Ik denk dat dit wel de leukste locatie was voor een Fika: Flickorna Lundgren. In een lief klein huisje plaatsten we onze bestelling met taartjes en kregen van de lieve eigenaresse een stukje achtergrond te horen. Ook hierover volgende week meer. Ze gaf ons nog de specialiteit van het huis mee en daarna namen we plaats in de zon met een prachtig uitzicht over weilanden met de zee op de achtergrond. En dat aan de rand van een bos.

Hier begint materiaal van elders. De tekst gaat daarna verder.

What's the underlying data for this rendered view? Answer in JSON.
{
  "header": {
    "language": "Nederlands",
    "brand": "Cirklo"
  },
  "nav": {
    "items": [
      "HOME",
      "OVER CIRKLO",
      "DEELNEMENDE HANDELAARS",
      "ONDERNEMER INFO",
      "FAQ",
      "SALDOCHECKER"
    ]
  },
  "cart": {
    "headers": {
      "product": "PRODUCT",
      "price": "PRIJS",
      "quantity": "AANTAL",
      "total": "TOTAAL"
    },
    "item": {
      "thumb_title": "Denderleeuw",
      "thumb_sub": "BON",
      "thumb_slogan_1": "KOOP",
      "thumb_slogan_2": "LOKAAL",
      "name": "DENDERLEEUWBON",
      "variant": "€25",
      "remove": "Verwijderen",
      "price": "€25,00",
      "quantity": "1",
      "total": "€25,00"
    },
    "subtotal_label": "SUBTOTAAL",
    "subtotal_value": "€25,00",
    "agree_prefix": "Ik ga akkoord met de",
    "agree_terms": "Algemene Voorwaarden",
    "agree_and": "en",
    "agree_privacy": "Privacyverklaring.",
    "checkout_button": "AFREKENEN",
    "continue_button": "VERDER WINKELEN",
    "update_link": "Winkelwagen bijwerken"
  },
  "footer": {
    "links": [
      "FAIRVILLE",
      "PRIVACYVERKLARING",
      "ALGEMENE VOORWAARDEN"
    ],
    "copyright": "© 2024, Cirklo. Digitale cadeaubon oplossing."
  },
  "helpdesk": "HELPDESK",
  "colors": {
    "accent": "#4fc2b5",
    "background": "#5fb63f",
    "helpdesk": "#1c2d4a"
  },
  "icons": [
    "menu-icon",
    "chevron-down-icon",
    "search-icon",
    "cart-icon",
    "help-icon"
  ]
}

Dat vind ik zo bijzonder aan Zweden. We waren eigenlijk altijd in de buurt van de zee. Dan rijd je midden in een bos, komt er even een open veld en zie je vervolgens gelijk de zee. En nu weet ik als Haarlemmer die dicht bij de kust woont natuurlijk best wel dat er duinen en bossen langs de zee te vinden zijn, maar in Zweden is het echt anders. Hier lijken de duinen zoals wij die kennen te ontbreken en zit je vanuit het bos al snel bij de zee. Ik houd ervan.
Met wederom een gevulde buik reden we terug naar ons huisje. We wilden namelijk nog even gebruik maken van de huurfietsen die bij het huisje stonden. Nu het nog licht was konden we prima even het kleine stukje naar het strand fietsen en zo een stuk langs de kust fietsen. Echt een aanrader hoor, om een stuk te gaan fietsen. Houd wel rekening met een iets heuvelachtiger landschap dan het platte Nederland 😉 .

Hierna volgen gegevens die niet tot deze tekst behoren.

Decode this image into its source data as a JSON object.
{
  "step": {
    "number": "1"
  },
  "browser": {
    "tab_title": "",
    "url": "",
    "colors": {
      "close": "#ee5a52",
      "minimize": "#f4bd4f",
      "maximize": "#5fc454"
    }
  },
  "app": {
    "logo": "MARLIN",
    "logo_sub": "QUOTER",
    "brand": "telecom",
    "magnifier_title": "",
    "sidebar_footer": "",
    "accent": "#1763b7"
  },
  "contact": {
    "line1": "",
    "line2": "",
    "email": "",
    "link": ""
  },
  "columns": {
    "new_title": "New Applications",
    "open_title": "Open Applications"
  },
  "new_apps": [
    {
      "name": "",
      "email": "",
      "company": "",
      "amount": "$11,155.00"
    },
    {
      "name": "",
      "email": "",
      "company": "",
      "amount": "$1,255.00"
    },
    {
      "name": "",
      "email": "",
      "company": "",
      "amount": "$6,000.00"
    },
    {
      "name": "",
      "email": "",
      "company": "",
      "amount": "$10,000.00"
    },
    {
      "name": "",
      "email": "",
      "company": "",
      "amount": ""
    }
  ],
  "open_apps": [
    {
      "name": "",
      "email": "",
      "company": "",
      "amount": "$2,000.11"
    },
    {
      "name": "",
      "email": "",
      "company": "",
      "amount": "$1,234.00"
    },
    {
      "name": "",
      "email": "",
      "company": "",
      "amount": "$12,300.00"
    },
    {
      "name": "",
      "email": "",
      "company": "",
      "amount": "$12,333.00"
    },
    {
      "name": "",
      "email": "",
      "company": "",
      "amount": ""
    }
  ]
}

’s Avonds genoten we van onze zelf samengestelde borrel met een wijntje. Of nouja, het was meer een soort appelsap/cider. In de supermarkt mogen namelijk alleen alcoholische dranken met maximaal 3,5% alcohol worden verkocht. Dus onze witte wijn bevatte slechts 2,2%, een wijntje wat je echt zo wegdrinkt. In de supermarkt vind je dan ook weinig wijn en het gros is alcoholvrij. Hetzelfde geldt voor bieren, al is daar wel veel meer van. En appelcider, daar breek je ook je nek over. Als je voor een echte wijn of wat zwaarder biertje wilt gaan, moet je even naar de staatswinkel rijden. De staat in Zweden heeft namelijk een alleenrecht op de verkoop van alcoholische dranken (van meer dan 3,5%). Deze winkels heten Systembolaget, eigenlijk een slijterij zoals wij die kennen. Oh, en in restaurants kun je ook gewoon een glaasje wijn nemen hoor. Cafeetjes zoals wij die kennen in Nederland zijn er dan weer niet leerden wij van de eigenaren van ons volgende verblijf.
Zondag
De volgende ochtend was het tijd om onze koffertjes in te pakken en ons mooie verblijf van de laatste dagen gedag te zeggen. Na zo’n 2 uur rijden kwamen we aan bij Österlenchoklad, dit vonden we ook al zo ontzettend leuk. Eigenaresse Ulrika kwam ons in het oude schoolgebouw al snel tegemoet om ons van alles te vertellen over haar bedrijf en de productie van hun eigen chocola. Je raadt het al. Ook hierover volgende week meer. Ik kan je in ieder geval vast vertellen dat ik er fantastisch lekkere chocolade heb gegeten en niet met lege handen naar huis ging.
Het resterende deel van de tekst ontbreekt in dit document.